Während die Polizei sich zu Details ihrer Ermittlungen bedeckt hielt, kursierten am Tatort gestern die Gerüchte. „Da ging es bestimmt mal wieder um Drogen“, erklärte ein 62-jähriger Anwohner. Der Mann wusste zu berichten, dass in verschiedenen Lokalen in der Nähe mit Rauschgift gehandelt werde. Tag und Nacht könne man „dubiose Gestalten“ beobachten, die dort ein und aus gingen. „Und vor den Lokalen stehen ständig protzige Luxuswagen, die für diese Gegend eher untypisch sind“, erzählte eine weitere Nachbarin.

Rivalisierende kriminelle Gruppen

Seit Jahren gilt die Gegend rund um den S-Bahnhof Gesundbrunnen als schwierig. So wohnen dort überproportional viele Hartz-IV-Empfänger und Migranten. Der Senat versucht, mit Sozialarbeitern gegen die Spannungen vorzugehen. Die Straßenkriminalität ist hier höher als im Berliner Durchschnitt, die Anzahl der in dem Stadtteil lebenden Intensivtäter ebenso. Gewalttätige Auseinandersetzungen sind nichts Ungewöhnliches. Streitigkeiten zwischen rivalisierenden kriminellen Gruppen aus dem Drogenmilieu, aber auch zwischen verfeindeten Großfamilien aus dem Nahen Osten eskalierten häufiger, berichtete ein szenekundiger Beamter gestern. Dass es dabei zu Schießereien auf der Straße komme, sei aber eher die Ausnahme.

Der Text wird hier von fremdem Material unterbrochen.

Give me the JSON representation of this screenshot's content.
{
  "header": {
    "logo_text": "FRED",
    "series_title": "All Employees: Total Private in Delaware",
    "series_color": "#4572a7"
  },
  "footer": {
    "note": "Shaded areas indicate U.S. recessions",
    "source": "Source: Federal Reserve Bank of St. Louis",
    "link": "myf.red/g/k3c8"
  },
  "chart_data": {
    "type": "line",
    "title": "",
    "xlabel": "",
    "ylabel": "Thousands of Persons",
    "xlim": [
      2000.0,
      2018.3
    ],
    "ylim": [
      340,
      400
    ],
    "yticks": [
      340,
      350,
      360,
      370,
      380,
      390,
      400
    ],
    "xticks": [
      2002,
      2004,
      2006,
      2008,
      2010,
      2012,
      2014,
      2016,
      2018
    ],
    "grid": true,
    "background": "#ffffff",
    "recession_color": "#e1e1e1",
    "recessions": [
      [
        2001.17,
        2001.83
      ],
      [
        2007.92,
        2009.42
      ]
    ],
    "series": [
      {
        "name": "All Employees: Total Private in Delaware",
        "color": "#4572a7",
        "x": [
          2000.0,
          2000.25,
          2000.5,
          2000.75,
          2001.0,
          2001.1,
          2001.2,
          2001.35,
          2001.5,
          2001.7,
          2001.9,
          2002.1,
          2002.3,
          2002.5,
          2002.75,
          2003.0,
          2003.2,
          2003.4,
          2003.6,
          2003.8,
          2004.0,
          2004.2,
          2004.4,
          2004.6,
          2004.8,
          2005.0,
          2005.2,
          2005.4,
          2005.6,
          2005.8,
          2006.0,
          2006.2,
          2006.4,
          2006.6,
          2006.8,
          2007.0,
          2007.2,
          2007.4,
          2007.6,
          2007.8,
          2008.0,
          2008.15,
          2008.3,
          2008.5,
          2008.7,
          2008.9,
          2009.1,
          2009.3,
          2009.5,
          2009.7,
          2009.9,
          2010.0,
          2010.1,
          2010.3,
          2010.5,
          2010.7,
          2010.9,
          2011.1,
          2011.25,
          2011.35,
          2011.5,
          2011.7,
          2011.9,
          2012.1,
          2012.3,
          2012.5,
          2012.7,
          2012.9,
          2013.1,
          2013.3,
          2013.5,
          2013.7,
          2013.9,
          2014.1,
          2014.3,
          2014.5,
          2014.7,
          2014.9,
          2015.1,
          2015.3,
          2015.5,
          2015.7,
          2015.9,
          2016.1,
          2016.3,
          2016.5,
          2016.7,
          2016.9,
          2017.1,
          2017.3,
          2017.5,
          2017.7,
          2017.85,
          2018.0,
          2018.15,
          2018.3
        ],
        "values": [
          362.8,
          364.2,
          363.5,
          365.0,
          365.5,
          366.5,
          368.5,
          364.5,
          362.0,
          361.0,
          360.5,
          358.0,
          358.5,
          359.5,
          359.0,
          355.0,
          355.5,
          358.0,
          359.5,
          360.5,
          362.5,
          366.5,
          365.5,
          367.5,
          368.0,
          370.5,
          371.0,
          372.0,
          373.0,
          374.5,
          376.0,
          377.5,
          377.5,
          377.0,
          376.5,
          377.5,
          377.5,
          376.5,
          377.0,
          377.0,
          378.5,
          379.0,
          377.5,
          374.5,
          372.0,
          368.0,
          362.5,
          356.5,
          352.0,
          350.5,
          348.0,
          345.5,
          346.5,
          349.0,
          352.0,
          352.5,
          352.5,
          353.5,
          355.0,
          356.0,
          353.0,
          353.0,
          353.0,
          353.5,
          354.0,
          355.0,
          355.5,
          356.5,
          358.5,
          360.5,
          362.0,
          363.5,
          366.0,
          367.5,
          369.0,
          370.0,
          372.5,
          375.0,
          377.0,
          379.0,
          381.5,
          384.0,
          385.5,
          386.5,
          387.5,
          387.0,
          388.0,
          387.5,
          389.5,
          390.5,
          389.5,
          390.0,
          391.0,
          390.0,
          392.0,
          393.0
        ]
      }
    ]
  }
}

Wenn diese Gruppen oder Familien aufeinanderlosgehen, seien schon mal 100 oder mehr Personen beteiligt. Dass Messer oder Baseballschläger eingesetzt werden, ist dabei die Regel. Greift die Polizei ein, kommt es nicht selten vor, dass sich die eben noch verfeindeten Gruppen gemeinsam gegen die Beamten wenden.

„Dass eine Funkwagenbesatzung hier plötzlich einer ganzen Menschenmenge gegenübersteht, ist nichts Neues“, sagte ein Beamter. Und häufig, so der Zielfahnder, würden scheinbar normale Einsätze zum Risiko: „Da stehen uns fünf Leute gegenüber, von denen zwei ein wenig mit dem Handy telefonieren, und plötzlich sind es 50.“ Und mit der Zahl der Leute wachse die aggressive Stimmung. „Da kann einem die Zeit, bis Verstärkung eintrifft, sehr lang werden“, sagte der Beamte.